A mother-of-three, who found out that she was carrying a gene that gave her a higher risk of acquiring cancer, opted to have her breasts and ovaries removed. She said she chose to do so because she wants to see her children grow up.
Georgina Tuson, a 38-year-old mother from Fareham, Hampshire, shared to the Mirror that she was stunned when she was told by her parents that she was a carrier of a gene that gave her a high chance of developing cancer. The doctors at the Queen Alexandra Hospital in Portsmouth explained to her that she had a 60-percent chance of acquiring ovarian cancer and a 90-percent chance of developing breast cancer.
"My aunt died 20 years ago of breast cancer, and then 18 years later my cousin discovered that she had cancer in both of her breasts so had a mastectomy to have them removed," Tuson narrated. "I couldn't believe it when I discovered that myself, my father and brother also carried the gene."
Tuson, who has a son and two young daughters, said she was worried about her children's future if she would suffer cancer. She talked to a doctor and she was informed that the best thing to do is to undergo both a mastectomy and hysterectomy.
"I didn't want to take any chances. I wanted to see my children grow up, get married and have children themselves, and more importantly the odds were high that my daughters may too, one day, suffer the same fate as I was," Tuson expressed. She is now recovering seven months after the operations that removed her breasts and ovaries.

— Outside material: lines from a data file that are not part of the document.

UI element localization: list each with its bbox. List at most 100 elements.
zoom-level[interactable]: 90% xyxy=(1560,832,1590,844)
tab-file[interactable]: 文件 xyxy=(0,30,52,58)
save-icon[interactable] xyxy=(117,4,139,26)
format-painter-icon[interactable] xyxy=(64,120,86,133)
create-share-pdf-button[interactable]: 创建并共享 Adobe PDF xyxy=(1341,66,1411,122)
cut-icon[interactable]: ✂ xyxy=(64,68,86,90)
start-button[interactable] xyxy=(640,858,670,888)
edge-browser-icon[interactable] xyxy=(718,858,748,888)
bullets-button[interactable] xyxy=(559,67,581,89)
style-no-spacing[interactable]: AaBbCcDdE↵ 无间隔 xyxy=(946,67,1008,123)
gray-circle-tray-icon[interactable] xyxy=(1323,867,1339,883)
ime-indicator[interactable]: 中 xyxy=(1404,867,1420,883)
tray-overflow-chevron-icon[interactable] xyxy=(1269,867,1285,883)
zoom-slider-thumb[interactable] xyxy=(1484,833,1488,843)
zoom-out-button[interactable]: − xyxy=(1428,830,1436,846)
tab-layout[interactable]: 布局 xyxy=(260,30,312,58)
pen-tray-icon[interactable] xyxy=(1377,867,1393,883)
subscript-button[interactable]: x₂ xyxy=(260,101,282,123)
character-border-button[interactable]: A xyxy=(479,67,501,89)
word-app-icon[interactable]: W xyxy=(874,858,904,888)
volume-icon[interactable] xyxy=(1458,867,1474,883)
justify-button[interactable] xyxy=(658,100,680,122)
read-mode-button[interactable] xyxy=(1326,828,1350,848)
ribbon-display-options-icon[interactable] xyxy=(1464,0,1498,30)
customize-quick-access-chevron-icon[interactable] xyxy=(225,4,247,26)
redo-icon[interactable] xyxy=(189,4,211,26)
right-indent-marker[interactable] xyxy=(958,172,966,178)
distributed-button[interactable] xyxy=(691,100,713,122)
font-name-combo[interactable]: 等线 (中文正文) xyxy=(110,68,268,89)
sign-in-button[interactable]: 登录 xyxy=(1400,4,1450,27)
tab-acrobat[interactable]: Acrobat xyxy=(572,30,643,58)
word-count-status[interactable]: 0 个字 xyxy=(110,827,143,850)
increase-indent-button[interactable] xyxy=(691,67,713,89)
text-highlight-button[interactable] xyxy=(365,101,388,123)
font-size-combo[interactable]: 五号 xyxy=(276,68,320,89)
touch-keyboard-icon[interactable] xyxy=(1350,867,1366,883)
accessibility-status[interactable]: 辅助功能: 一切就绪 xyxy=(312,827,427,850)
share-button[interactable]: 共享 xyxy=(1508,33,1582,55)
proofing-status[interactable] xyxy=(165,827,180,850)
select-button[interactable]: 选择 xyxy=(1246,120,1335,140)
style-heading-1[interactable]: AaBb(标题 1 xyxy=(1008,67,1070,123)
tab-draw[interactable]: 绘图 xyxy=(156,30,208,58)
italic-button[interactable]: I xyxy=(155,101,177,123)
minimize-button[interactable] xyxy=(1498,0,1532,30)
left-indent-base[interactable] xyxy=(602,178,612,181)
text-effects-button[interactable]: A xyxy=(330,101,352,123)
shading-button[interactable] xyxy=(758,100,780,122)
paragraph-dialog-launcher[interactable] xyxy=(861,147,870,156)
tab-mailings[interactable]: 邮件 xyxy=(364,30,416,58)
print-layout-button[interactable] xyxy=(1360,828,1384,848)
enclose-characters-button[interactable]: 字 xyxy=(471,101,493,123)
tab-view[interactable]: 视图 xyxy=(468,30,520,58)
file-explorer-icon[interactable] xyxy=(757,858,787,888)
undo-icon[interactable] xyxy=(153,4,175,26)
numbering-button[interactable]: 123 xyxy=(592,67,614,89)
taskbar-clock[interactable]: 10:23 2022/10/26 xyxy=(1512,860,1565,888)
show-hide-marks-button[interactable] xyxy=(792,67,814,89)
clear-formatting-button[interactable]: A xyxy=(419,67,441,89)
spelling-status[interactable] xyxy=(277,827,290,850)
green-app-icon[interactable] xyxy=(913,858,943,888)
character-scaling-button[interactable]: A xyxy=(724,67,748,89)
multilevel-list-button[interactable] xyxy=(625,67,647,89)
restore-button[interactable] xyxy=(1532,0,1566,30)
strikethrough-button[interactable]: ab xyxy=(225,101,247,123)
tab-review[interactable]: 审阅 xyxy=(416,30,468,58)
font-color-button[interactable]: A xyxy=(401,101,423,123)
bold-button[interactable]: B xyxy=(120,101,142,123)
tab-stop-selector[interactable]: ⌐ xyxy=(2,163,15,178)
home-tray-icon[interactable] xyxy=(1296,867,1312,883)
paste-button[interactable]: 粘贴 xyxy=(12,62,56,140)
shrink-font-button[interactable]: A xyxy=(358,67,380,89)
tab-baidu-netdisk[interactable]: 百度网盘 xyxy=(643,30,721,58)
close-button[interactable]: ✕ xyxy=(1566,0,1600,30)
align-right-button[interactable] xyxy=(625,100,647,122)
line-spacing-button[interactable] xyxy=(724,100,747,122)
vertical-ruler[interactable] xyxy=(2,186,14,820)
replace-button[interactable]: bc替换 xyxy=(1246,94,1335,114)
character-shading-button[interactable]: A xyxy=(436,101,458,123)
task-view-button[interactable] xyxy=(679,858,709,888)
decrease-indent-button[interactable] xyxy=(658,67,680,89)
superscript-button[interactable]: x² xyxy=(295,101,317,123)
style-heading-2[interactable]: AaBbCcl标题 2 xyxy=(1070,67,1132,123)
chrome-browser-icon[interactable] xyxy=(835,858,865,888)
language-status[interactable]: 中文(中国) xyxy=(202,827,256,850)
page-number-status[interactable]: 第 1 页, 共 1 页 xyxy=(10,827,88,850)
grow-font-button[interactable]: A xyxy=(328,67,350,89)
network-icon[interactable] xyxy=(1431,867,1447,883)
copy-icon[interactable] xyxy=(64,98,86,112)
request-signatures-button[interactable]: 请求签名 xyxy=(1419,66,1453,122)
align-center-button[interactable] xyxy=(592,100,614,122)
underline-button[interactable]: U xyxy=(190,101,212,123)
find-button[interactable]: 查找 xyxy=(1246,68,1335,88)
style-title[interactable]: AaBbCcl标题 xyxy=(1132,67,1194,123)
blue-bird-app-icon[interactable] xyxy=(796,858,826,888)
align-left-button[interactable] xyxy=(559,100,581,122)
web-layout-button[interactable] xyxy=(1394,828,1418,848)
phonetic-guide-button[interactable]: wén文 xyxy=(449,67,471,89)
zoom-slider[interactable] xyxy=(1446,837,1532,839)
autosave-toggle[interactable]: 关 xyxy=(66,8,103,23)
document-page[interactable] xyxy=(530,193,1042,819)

Although she also feared that her children might carry the same gene, she said that at least, she will be around to help them get through with it. "Know that should my fate end up their fate, then they will handle it just as I did, and together we will get through it as I'm alive to now help them with whatever they face later in life," she stated.
According to the National Cancer Institute, a person who has a BRCA1 or BRCA2 gene mutation has a higher chance of developing breast and ovarian cancer. This threatening BRCA1 or BRCA2 mutation could be inherited from a person's mother or father. A parent who carries a mutation has a 50 percent chance of passing the gene to at least one of his or her children.